埼玉新聞

 

人が燃えている!枯れ草を焼却しようとした女性、上半身火だるまに 通った男性2人、素手でたたき消し救助

  • 初期消火で人命を救助した樹森信雄さん(中央)と小倉敬翁さん(右)。左は鈴木順一消防長=羽生市藤井下組の同市消防本部

 羽生市発戸で枯れ草を焼却しようとして誤って火が衣服に燃え移り上半身火だるまになった女性(89)を、迅速で的確に初期消火して人命を助けた功績で、羽生市消防本部(鈴木順一消防長)は1日、同市上村君の樹森信雄さん(73)と加須市上三俣の小倉敬翁(のりおう)さん(67)に同本部で感謝状を贈った。

 2人は11月20日午前10時半ごろ、樹森さんが運転する乗用車で現場を通り掛かった。「畑で人が燃えている」と、ほぼ同時に目撃。車を止めると、樹森さんと助手席の小倉さんが飛び出し、女性に駆け寄ると、衣服の火を素手でたたき消した。水もかけた。

 女性は自宅南の畑で枯れ草を焼却しようとロウソクで火を付けた際、誤って首に巻いていたタオルに火が付き、上半身が火だるま状態になった。2人が迅速な行動で着衣の火を初期消火してくれたため、救急搬送されてやけどによる重症だが、命に別状はなかった。

 樹森さんは「偶然だが、現場に通りかかって幸いした。女性を助けることができて良かった」。小倉さんは「人が燃えている状況を見れば、誰でも消しに行くと思う」と話した。無我夢中で素手で火を消しにかかったという。やけどはしなかった。

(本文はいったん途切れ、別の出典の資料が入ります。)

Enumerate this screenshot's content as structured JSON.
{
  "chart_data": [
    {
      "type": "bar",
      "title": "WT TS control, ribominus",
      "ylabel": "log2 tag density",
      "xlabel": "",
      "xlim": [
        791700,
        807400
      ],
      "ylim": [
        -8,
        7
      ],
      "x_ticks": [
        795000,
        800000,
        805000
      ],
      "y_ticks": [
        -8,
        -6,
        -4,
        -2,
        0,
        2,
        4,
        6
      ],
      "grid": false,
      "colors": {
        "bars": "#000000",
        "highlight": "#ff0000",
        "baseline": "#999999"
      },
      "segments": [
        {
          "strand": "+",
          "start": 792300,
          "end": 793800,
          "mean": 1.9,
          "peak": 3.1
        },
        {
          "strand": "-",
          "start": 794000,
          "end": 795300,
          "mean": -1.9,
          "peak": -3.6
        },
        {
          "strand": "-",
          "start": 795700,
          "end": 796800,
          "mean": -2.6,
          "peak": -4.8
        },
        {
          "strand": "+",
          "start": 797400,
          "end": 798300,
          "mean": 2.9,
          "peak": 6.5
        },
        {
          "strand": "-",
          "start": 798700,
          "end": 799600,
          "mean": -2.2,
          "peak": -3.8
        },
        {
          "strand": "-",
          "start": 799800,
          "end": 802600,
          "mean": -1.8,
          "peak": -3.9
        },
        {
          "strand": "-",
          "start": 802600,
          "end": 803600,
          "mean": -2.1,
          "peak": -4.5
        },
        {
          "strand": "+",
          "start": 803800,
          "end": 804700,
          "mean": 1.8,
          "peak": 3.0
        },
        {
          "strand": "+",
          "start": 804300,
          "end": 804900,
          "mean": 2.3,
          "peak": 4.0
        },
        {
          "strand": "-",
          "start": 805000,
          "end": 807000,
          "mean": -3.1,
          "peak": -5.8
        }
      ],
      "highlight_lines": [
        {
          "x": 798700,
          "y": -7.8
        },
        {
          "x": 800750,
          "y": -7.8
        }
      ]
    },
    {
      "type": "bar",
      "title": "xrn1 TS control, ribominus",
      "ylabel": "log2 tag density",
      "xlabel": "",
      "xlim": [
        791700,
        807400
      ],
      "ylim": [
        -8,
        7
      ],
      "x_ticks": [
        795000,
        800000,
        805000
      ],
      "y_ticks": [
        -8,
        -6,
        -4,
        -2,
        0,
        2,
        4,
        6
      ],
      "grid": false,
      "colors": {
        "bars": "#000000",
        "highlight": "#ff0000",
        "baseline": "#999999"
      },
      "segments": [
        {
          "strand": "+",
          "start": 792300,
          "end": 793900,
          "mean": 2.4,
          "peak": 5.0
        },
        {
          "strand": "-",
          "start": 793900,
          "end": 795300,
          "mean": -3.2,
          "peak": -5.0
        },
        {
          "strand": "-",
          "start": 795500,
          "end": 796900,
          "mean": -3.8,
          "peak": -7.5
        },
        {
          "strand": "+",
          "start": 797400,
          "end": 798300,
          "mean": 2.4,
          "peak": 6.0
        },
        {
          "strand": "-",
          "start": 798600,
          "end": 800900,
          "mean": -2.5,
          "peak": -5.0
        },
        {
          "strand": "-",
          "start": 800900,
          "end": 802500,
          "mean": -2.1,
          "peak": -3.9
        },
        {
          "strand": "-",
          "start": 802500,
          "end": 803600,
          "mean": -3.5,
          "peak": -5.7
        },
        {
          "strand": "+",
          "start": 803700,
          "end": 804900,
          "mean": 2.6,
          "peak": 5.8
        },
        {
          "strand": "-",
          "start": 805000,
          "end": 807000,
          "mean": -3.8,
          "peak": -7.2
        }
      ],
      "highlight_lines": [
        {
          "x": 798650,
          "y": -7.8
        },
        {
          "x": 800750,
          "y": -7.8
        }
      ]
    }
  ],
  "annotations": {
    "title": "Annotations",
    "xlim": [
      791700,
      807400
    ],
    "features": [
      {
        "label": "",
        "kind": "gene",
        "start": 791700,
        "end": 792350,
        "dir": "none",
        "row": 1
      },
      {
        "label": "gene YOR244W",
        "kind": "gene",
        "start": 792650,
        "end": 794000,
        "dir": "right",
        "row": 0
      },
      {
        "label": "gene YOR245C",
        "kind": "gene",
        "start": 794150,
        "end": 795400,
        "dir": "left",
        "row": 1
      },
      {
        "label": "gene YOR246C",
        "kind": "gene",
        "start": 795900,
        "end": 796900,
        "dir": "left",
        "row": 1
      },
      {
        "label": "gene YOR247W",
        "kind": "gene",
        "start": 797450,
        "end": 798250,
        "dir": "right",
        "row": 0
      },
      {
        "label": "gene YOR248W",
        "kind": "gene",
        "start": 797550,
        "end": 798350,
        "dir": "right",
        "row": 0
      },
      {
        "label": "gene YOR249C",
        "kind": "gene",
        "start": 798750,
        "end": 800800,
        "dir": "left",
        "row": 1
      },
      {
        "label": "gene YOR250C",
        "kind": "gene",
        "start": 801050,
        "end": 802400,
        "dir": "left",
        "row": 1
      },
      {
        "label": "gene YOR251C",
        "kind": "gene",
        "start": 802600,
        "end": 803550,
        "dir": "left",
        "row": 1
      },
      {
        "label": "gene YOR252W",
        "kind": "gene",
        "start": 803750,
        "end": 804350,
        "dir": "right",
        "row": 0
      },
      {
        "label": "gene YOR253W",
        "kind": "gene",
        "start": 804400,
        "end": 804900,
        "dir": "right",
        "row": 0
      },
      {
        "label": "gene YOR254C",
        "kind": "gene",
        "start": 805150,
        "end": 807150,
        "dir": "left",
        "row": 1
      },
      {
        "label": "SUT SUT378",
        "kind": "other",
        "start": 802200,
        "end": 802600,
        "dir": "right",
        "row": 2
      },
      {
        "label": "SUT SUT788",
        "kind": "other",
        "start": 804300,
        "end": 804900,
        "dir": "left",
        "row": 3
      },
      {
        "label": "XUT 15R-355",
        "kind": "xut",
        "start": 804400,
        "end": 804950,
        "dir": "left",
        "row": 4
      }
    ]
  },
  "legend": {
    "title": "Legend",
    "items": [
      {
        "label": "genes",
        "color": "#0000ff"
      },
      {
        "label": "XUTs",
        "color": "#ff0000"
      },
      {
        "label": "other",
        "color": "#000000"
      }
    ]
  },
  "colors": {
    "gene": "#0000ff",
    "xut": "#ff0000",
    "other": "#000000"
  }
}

 鈴木消防長は「枯れ草などを焼却しようとして誤って衣服に火が付く事故は多い。消費者庁の統計によると、着衣着火事故で毎年全国で100人前後が亡くなっている。羽生市でも2019年と今年、着衣着火で高齢男性が亡くなっている。2人の迅速で的確な行動で、女性の命が助かって良かった」と話した。